La nueva forma de capitalismo denominada globalización invierte radicalmente los
parámetros. El discurso es el contrario. Para asegurar el crecimiento económico,
los trabajadores deben aceptar progresivamente peores condiciones laborales,
jornadas más largas de trabajo y salarios más reducidos. Continuamente leemos en
la prensa que, bajo la amenaza de emigrar a otras latitudes más propicias para
el capital, grandes empresas fuerzan a sus trabajadores a aceptar peores
condiciones que las que regían hasta el momento.
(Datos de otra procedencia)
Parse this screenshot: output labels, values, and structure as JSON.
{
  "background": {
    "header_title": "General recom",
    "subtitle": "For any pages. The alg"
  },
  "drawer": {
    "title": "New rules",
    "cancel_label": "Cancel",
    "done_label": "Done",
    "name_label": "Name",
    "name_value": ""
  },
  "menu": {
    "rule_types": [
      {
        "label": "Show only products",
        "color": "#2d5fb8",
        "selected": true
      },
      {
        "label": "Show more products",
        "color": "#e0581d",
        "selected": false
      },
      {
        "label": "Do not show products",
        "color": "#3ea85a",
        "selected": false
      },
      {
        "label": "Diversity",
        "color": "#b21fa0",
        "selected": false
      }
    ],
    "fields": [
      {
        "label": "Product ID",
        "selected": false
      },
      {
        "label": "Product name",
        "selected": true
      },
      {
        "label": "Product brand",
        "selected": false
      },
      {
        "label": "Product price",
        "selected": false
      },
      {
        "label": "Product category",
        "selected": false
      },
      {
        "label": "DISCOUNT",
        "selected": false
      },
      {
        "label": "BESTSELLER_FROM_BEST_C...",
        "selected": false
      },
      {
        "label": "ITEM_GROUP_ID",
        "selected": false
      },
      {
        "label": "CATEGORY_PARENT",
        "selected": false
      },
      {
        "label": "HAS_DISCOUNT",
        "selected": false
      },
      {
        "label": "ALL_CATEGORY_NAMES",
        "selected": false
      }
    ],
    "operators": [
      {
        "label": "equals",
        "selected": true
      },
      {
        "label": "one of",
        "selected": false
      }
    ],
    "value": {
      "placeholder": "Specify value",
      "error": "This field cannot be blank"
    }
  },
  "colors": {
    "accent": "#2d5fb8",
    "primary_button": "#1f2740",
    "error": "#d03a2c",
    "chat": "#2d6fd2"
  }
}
Una palabra se adueña del horizonte económico: competitividad. Para ser
competitivos, los trabajadores españoles, franceses o alemanes deberán estar
dispuestos a todo tipo de sacrificios. Hasta hace poco sabíamos que los salarios
españoles eran bajos, pero aspirábamos a que progresivamente se fuesen
asimilando a los alemanes. Con la globalización, la perspectiva se invierte y
son los salarios alemanes los que tendrán que irse aproximando a los de los
chinos si no quieren engrosar las filas de los parados.
Que nadie piense que el proceso implica una distribución equitativa entre el
primer mundo y los países subdesarrollados. Los trabajadores de éstos tampoco
saldrán beneficiados, todo los contrario. Según las condiciones laborales del
primer mundo vayan deprimiéndose para evitar la deslocalización, también se
deprimirán aún más las del tercer mundo para forzarla o al menos mantener el
statu quo. Sólo el capital de uno u otro mundo saldrá beneficiado, al menos a
corto plazo, porque a largo plazo se adentrará en la misma encrucijada en la que
se encontró tiempo atrás, la ley de bronce de los salarios. Y es que en realidad
lo que hoy llamamos globalización no es ni más ni menos que el capitalismo
salvaje y darvinista del siglo XIX.
La globalización no promete a los niños chinos gozar un día del confort que
disfrutan ahora los europeos. Pronostica más bien que, si nada cambia y se
mantiene la actual política, serán los europeos los que terminen como los
chinos. Pero entonces, ¿quién comprará los juguetes?